I think this will vary by fields, and I'm not qualified to speak in detail about any real fields - altho in the field I'm mainly interested, medicine, I would point again to numbers like numbers of individuals in a trial and compliance with various evidence-based medicine guidelines like blinding, randomization, intent-to-treat, etc. There's a vast amount of historical data that needs to be structured, and the project could open this up to the public to edit while allowing employees to supervise and do their own work.

(6) How can Federal agencies that fund science maximize the benefit of public access policies to U.S. taxpayers, and their investment in the peer-reviewed literature, while minimizing burden and costs for stakeholders, including awardee institutions, scientists, publishers, Federal agencies, and libraries?

Not sure. My impression is that the large publishers get such a big slice of the pie that if you cut their slice, the rest of the groups won't feel so much pain. Perhaps I'm wrong about that.

(7) Besides scholarly journal articles, should other types of peer- reviewed publications resulting from federally funded research, such as book chapters and conference proceedings, be covered by these public access policies? 

Yes.

(8) What is the appropriate embargo period after publication before the public is granted free access to the full content of peer-reviewed scholarly publications resulting from federally funded research? Please describe the empirical basis for the recommended embargo period. Analyses that weigh public and private benefits and account for external market factors, such as competition, price changes, library budgets, and other factors, will be particularly useful. Are there evidence-based arguments that can be made that the delay period should be different for specific disciplines or types of publications? 

I don't know about this.
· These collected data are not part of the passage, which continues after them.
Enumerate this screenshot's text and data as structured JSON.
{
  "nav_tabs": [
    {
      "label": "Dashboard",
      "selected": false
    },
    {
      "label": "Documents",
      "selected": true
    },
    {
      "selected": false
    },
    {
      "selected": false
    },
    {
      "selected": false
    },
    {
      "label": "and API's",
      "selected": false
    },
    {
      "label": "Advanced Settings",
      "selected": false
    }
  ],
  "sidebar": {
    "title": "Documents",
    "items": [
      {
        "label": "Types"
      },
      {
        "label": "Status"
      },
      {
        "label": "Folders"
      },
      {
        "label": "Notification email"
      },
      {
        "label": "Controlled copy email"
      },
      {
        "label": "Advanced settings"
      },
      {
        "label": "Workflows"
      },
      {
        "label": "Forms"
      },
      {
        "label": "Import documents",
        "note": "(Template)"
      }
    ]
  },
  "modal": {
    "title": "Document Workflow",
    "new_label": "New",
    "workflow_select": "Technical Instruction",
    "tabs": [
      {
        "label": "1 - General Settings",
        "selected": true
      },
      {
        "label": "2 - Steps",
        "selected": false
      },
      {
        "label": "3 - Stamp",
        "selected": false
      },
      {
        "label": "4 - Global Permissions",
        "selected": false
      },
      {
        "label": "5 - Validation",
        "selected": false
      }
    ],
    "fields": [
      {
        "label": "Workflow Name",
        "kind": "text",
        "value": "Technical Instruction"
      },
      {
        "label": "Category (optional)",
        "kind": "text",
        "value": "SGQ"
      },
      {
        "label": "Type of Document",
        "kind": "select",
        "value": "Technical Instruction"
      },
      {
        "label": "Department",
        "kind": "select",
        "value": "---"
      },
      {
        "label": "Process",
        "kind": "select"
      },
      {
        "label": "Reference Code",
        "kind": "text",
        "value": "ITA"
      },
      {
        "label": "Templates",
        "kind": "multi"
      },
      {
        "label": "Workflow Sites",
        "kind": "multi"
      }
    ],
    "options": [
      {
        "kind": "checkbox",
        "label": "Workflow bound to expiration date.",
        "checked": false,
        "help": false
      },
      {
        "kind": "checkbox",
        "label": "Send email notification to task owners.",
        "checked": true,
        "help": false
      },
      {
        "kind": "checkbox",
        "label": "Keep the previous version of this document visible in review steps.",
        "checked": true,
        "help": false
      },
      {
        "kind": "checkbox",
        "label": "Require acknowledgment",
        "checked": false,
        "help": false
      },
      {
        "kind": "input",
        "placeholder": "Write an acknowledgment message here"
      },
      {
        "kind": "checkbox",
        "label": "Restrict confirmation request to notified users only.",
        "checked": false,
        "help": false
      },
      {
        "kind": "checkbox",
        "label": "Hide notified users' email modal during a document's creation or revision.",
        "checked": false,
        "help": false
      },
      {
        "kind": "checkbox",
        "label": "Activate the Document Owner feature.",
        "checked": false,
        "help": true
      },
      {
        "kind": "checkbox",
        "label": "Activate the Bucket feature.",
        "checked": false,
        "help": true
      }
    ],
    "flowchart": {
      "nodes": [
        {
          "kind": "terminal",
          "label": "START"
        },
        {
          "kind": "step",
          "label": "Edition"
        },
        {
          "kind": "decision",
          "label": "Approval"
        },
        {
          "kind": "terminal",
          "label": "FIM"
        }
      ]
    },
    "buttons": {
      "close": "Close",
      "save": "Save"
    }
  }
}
I believe that scientists and peer-reviewers should be well-compensated for the work they do - I do not think that science is free or that it should always be free. My impression is that the current system does not do this efficiently. Embargo periods encourage payment, which is OK, but the payment is to the publishers, who then inefficiently transfer it to the scientists.

I am not a scientist. I got a couple BAs (economics, philosophy) in 2008, and have since worked as an insurance regulator in Alaska. I edit Wikipedia which is partly what my interest in publications stems from. I've benefited enormously from public access to articles, although to be fair the mere fact that abstracts are available online is probably even more of a benefit.